Policy Training#
Docker Container: Base (see Docker Containers for more details)
./docker/run_docker.sh
Training Command#
Training uses IsaacLab’s RSL-RL training script directly. The --external_callback argument
points to an Arena function that runs before training starts — it reads the --task argument,
builds the environment, and registers it with gym so IsaacLab’s script can find it by name.
python submodules/IsaacLab/scripts/reinforcement_learning/rsl_rl/train.py \
--external_callback isaaclab_arena.environments.isaaclab_interop.environment_registration_callback \
--task lift_object \
--num_envs 512 \
--max_iterations 12000
Tip
Add --headless to suppress the GUI when running on a headless server.
Checkpoints are written to logs/rsl_rl/generic_experiment/<timestamp>/.
The agent configuration is saved alongside as params/agent.yaml,
which the evaluation script uses to reconstruct the policy at inference time.
Overriding Hyperparameters#
Hyperparameters come from RLPolicyCfg in isaaclab_arena_examples/policy/base_rsl_rl_policy.py
and can be overridden with Hydra syntax appended to the training command:
# Change network activation function to relu (default: elu)
agent.policy.activation=relu
# Adjust the learning rate (default: 0.0001)
agent.algorithm.learning_rate=0.001
# Save a checkpoint more frequently (default: every 200 iterations)
agent.save_interval=500
For example, to train with relu activation and a higher learning rate:
python submodules/IsaacLab/scripts/reinforcement_learning/rsl_rl/train.py \
--external_callback isaaclab_arena.environments.isaaclab_interop.environment_registration_callback \
--task lift_object \
--num_envs 512 \
--max_iterations 12000 \
agent.policy.activation=relu \
agent.algorithm.learning_rate=0.001
Monitoring Training#
Launch Tensorboard to monitor progress:
python -m tensorboard.main --logdir logs/rsl_rl
During training, each iteration prints a summary to the console:
Learning iteration 2000/12000
Computation: 308 steps/s (collection: 4.600s, learning 0.377s)

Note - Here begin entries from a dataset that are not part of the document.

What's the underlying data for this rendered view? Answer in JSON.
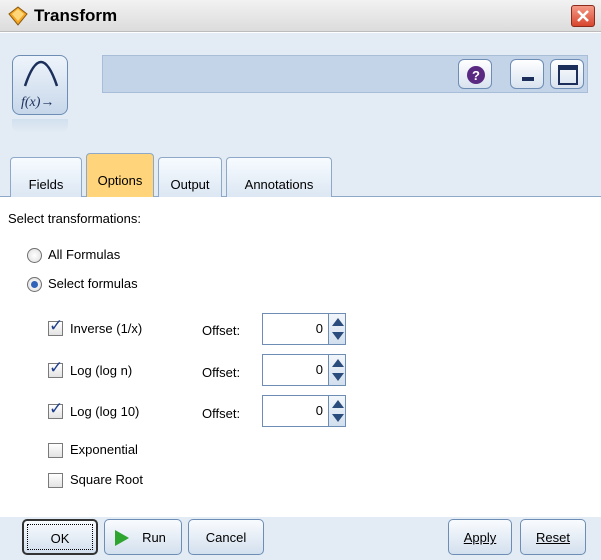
{
  "window": {
    "title": "Transform",
    "colors": {
      "title_bar": "#dcdcdc",
      "header_bg": "#e3ecf4",
      "active_tab": "#ffd47a",
      "close": "#d8452e",
      "run_green": "#2ea52e"
    },
    "icons": [
      "transform-node-icon",
      "help-icon",
      "minimize-icon",
      "maximize-icon",
      "close-icon"
    ]
  },
  "tabs": [
    {
      "label": "Fields",
      "active": false
    },
    {
      "label": "Options",
      "active": true
    },
    {
      "label": "Output",
      "active": false
    },
    {
      "label": "Annotations",
      "active": false
    }
  ],
  "options": {
    "section_label": "Select transformations:",
    "radios": [
      {
        "label": "All Formulas",
        "checked": false
      },
      {
        "label": "Select formulas",
        "checked": true
      }
    ],
    "formulas": [
      {
        "label": "Inverse (1/x)",
        "checked": true,
        "offset_label": "Offset:",
        "offset_value": "0"
      },
      {
        "label": "Log (log n)",
        "checked": true,
        "offset_label": "Offset:",
        "offset_value": "0"
      },
      {
        "label": "Log (log 10)",
        "checked": true,
        "offset_label": "Offset:",
        "offset_value": "0"
      },
      {
        "label": "Exponential",
        "checked": false
      },
      {
        "label": "Square Root",
        "checked": false
      }
    ]
  },
  "buttons": {
    "ok": "OK",
    "run": "Run",
    "cancel": "Cancel",
    "apply": "Apply",
    "reset": "Reset"
  }
}
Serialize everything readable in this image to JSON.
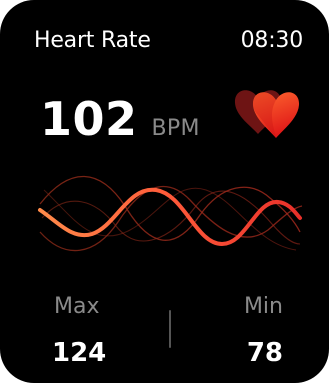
{
  "screen": {
    "title": "Heart Rate",
    "time": "08:30"
  },
  "reading": {
    "value": "102",
    "unit": "BPM"
  },
  "stats": {
    "max_label": "Max",
    "max_value": "124",
    "min_label": "Min",
    "min_value": "78"
  },
  "icons": {
    "heart": "heart-icon",
    "waveform": "heart-rate-waveform"
  },
  "colors": {
    "background": "#000000",
    "accent_orange": "#ff7a3c",
    "accent_red": "#e8201f",
    "muted_text": "#8a8a8a"
  }
}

Mean action noise std: 1.00
Mean value_function loss: 0.0273
Mean surrogate loss: -0.0138
Mean entropy loss: 9.9339
Mean reward: 0.65
Mean episode length: 12.00
Episode_Reward/action_rate: -0.0000
Episode_Reward/joint_vel: -0.0001
Episode_Reward/reaching_object: 0.0000
Episode_Reward/lifting_object: 0.1050
Episode_Reward/object_goal_tracking: 0.0223
Episode_Reward/object_goal_tracking_fine_grained: 0.0000
Metrics/object_pose/position_error: 0.5721
Metrics/object_pose/orientation_error: 2.2834
Episode_Termination/time_out: 0.0423
Episode_Termination/object_dropped: 0.0000
Episode_Termination/success: 0.0000
================================================================================
Total timesteps: 1536
Iteration time: 4.98s
Time elapsed: 00:00:04
ETA: 00:00:49
Multi-GPU Training#
Add --distributed to spread environments across all available GPUs:
python submodules/IsaacLab/scripts/reinforcement_learning/rsl_rl/train.py \
--external_callback isaaclab_arena.environments.isaaclab_interop.environment_registration_callback \
--task lift_object \
--num_envs 512 \
--max_iterations 12000 \
--headless \
--distributed
Expected Results#
After 12,000 iterations (~6 hours on a single GPU with 512 environments), the trained policy should reliably grasp and lift objects to commanded target positions.
Note
Training performance depends on hardware, environment configuration, and random seed. For best results, use a powerful GPU (e.g., RTX 4090, A100, L40).